13.3.3. Confirmation that Arrangements are in Place
Before the equipment is accepted into service, the Project Safety Committee must review the arrangements that exit, or are being put in place, to ensure that measures to manage and control risks are ready and adequate.
13.3.4. Maintenance of Safety Management System Documentation
The Safety Management System defined in the Safety Case must be reviewed and updated so that it correctly reflects the arrangements in place throughout the in-service period. For Land Systems, the part 3 Safety Case shall be jointly signed by both the member of the Project with formally-delegated responsibility for safety and the Front Line Command Duty Holder.
13.4. Required Inputs
This procedure for the Safety Case and Safety Case Report requires inputs from:
- Outputs from Procedure SMP01 – Safety Initiation;
- Outputs from Procedure SMP02 – Safety Committee;
- Outputs from Procedure SMP03 – Safety Planning;
- Outputs from Procedure SMP04 – Preliminary Hazard Identification and Analysis;
- Outputs from Procedure SMP05 – Hazard Identification and Analysis;
- Outputs from Procedure SMP06 – Risk Estimation;
- Outputs from Procedure SMP07 – Risk and ALARP Evaluation;
- Outputs from Procedure SMP08 – Risk Reduction;
- Outputs from Procedure SMP09 – Risk Acceptance;
- Outputs from Procedure SMP10 – Safety Requirements and Contracts;
- Outputs from Procedure SMP11 – Hazard Log;
- Outputs from Procedure SMP12 - Safety Case and Safety Case Report.

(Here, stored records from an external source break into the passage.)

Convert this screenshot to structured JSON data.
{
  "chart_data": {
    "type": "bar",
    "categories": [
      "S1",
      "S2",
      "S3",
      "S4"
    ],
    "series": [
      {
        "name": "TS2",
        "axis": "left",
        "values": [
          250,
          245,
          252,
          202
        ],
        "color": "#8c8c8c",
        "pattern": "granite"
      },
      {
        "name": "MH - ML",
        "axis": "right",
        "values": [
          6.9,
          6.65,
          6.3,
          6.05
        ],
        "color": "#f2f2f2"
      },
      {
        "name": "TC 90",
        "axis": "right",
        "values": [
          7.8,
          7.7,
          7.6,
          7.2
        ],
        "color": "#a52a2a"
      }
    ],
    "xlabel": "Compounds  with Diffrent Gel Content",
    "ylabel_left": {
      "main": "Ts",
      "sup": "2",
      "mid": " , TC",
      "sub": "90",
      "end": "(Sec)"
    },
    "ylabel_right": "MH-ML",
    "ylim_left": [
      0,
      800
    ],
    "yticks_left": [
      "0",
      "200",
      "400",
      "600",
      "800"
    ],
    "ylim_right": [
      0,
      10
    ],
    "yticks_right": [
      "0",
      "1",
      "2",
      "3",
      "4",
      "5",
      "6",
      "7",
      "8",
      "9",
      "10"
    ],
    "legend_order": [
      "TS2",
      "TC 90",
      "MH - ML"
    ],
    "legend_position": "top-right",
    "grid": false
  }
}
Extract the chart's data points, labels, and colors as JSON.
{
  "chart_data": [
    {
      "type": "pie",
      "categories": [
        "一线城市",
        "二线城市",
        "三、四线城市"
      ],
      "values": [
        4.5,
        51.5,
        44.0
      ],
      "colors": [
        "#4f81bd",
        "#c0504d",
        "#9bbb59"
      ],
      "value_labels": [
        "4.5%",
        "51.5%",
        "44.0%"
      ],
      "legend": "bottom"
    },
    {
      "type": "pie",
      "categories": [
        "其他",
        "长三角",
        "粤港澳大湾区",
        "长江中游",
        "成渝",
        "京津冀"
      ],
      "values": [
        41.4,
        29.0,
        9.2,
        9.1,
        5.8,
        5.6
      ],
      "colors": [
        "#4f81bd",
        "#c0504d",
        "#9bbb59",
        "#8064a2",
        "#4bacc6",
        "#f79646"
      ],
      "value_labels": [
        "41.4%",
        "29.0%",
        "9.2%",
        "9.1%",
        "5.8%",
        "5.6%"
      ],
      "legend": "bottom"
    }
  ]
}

This procedure should draw on information in the following documents, and it should also define changes that should be made to their content:
- Through-Life Management Plan;
- Integrated Test, Evaluation and Acceptance Plan;
- Project Safety Management Plan including RACI (Responsible, Accountable, Consulted, Informed) chart;
- Safety Management System Manuals of stakeholders (e.g. Delivery Teams, Delivery Teams providing sub-systems, Users, authorities responsible for safe storage, transportation, disposal, inspection, audit, incident investigation etc.);
- Customer/Supplier Agreements (or similar) defining interfaces and responsibilities for certain Safety Management activities.
13.5. Required Outputs
13.5.1. Safety Management System Documentation
The In-Service Safety Management System arrangements should be recorded in various places because of the many authorities involved. For instance, the Safety Management System manuals of different Delivery Teams, user authorities, contractors and support authorities should contain relevant information as well as other documents recording arrangements for Incident and Accident reporting and investigation.
The principal means of bringing together this information should be through the Safety Management Plan and its RACI chart, defining the involvement of the different authorities.
The Project Safety Case should contain a description of the In-Service Safety Management System in operation to ensure that the safety performance of the equipment is achieved and sustained through life.
13.6. Version Control
13.6.1. Version 2.3 to 3.0 Uplift
Major uplift from the Acquisition System Guidance (ASG) to online version. POEMS has undergone major revision. Refer to the POEMS Transition Document for details.
13.6.2. Version 3.0 to 3.1 Uplift
A minor uplift to correct spelling, grammer and to remove some duplication of text.
13.6.3. Version 3.1 to 4.0 Uplift
Major reorganisation of all SMPs:
- Restructure into a consistent format.
- Responsibilities, Alignment with Environment and guidance for different acquisition strategies have been removed and included in the POSMS summary.
- All further guidance has been placed into the Procedure section, and duplicated text has been removed
13.6.4. Version 4.0 to 4.1 Uplift
Minor text changes to align with ASP taxonomy.
13.6.5. Version 4.1 to 4.2 Uplift
Text change replacing Project Team with Delivery Team.
13.6.6. Version 4.2 to 4.3 Uplift
Minor amendment to replace reference to Initial Gate and Main Gate and change these to Strategic Outline case, Outline Business Case and Full Business Case. This change brings terminology in line with JSP 655.